1. This site uses cookies. By continuing to use this site, you are agreeing to our use of cookies. Learn More.

Questioning is challenging relationship with boyfriend

Discussion in 'Family, Friends, and Relationships' started by flipferv, Mar 28, 2013.

  1. flipferv

    Regular Member

    Joined:
    Mar 28, 2013
    Messages:
    1
    Likes Received:
    0
    Gender:
    Female
    Hi there, I was hoping to get some advice about how to walk through this current problem I have in my straight relationship. My sexuality is ambiguous and it's hurting us both.
    I'm a female, 2nd year uni, and I met my boyfriend, Rick (2 yrs my senior, heterosexual male), while I was in a transition. During that time I was becoming open to the idea that if I were to end up in any relationship, if my partner were also a woman I'd be happy with that. I was, however, very passive about exploring and questioning my possible queer sexuality, impart because I was trying to ease into it, get slowly involved with this concept, and second, it was really intimidating. I would be friendly with all genders, though, when I was single, just to assure anyone approaching me that I was available.
    I am attracted to and interested both men and women, but I never confirmed whether I want to be with a woman sexually while I was single. I am, primarily, drawn to personalities, though. I couldn't have a one-night stand with someone and wouldn't dream of it, it's too emotionally trying. I have considered the prospect of being pansexual.
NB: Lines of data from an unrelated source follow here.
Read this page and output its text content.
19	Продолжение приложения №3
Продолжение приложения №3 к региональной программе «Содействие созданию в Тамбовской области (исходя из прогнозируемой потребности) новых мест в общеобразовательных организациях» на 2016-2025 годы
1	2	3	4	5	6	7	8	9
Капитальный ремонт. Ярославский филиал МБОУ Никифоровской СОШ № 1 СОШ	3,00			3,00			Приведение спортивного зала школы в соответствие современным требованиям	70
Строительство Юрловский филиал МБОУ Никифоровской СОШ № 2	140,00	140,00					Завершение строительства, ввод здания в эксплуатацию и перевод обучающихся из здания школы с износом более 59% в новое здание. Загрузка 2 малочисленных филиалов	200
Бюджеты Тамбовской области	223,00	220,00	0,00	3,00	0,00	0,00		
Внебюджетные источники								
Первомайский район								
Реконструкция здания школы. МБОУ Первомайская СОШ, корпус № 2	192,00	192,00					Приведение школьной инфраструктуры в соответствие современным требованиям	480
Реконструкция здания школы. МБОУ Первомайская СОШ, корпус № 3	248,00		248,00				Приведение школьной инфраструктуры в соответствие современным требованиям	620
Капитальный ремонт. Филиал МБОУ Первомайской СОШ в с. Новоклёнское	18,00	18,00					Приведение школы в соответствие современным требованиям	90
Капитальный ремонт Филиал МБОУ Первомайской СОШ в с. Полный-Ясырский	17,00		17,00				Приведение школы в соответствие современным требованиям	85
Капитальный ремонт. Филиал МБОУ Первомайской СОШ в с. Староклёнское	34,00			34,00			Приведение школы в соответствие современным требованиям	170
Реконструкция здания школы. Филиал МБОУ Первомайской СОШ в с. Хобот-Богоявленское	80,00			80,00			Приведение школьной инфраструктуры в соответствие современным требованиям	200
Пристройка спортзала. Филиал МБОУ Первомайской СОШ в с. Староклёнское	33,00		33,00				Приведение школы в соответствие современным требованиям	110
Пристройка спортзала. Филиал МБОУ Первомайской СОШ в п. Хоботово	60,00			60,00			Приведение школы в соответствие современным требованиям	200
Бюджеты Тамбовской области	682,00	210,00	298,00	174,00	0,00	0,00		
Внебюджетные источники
But, so far, I am unsure and unconfirmed whether I'm sexually attracted to women or the attraction would come with the relationship.
    Rick is having a hard time with this and in turn so am I. In his previous relationship his ex-girlfriend (Maria) identified as bi-sexual, though she also never confirmed whether she was or not, Rick was her first partner. They would fight about letting her explore her bisexuality within the relationship with which he had qualms. The idea of Maria sleeping with someone else, let alone with a female, while they were together was hurtful to him. He loved her and didn't want to lose her. It also didn't help that the passion between them was unequal, he often explains how she didn't have as much emotional fervor as he did, at least, she wouldn't show it as much. In addition, she made it clear that she sexually preferred women a lot of the time, which made the relationship very rocky and had to come to an end.
    The way Maria and Rick ended was so painful to him, it left him feeling really insecure about himself and satisfying his partner. Especially with the prospect of his female partner being attracted to women. Together, that problem has risen again.
    So, what sparked this was my comments on a woman's body that I unwittingly went on about for a full 20 minutes. I usually think nothing of it, I'm so used to looking at women's and men's bodies time and time again but it was completely inconsiderate of Rick's feelings. We talked for a long time about this and he was adamant about taking a break and letting me go and figure myself out. I fought this because it would mean I'd be losing him and also I had no desire in searching for another person, let alone a woman, under that context. If anything, that would make the experience sickening not exploratory. In addition, if it were to be a one night stand that wouldn't prove anything because I only entertain the idea of being with other women if it resulted in a relationship. Three way fantasies aside.
    As of late, we decided against a break, they never do work, as my good friend advised. Now we are both in this weird space. He feels so insecure right now because of a sexual preference I may or may not have towards women. I want him to feel safe and loved but who I am is having the opposite effect. Personally, when I entered this relationship, I delayed answering the question of my sexuality and labeling it, just as I had done before I met him. But he needs confirmation and affirmation that his effect on me sexually is legitimate and sufficient and my attraction to women would not compromise this. I want to reassure him but I don't know how to go about this. We've entertained the idea of a three way with another woman but we are still unsure whether the results would be legitimate. One solution would be for me to pursue a new relationship with a woman which he and I both don't want. It's essentially breaking up.
    We love each other, was say it to each other all the time and we hope to stay with one another for a long time. I love him fully, I never doubted that and I meant every syllable. We have great sex, he's a phenomenal lover, I couldn't ask for anyone better. Our relationship works but this unanswered question is fogging this beautiful thing we have and it hurts me, especially because I'm hurting him.
    Deep down inside, though, I do want to answer the question, figure myself out. But if that jeopardizes my feelings for him, then I don't know what I would do. It hurts too much thinking of losing him. I love him and he makes me happy, but if who I may be is hurting him, I don't know what I should do.
    Sorry for the long post. Please, help. Thanks.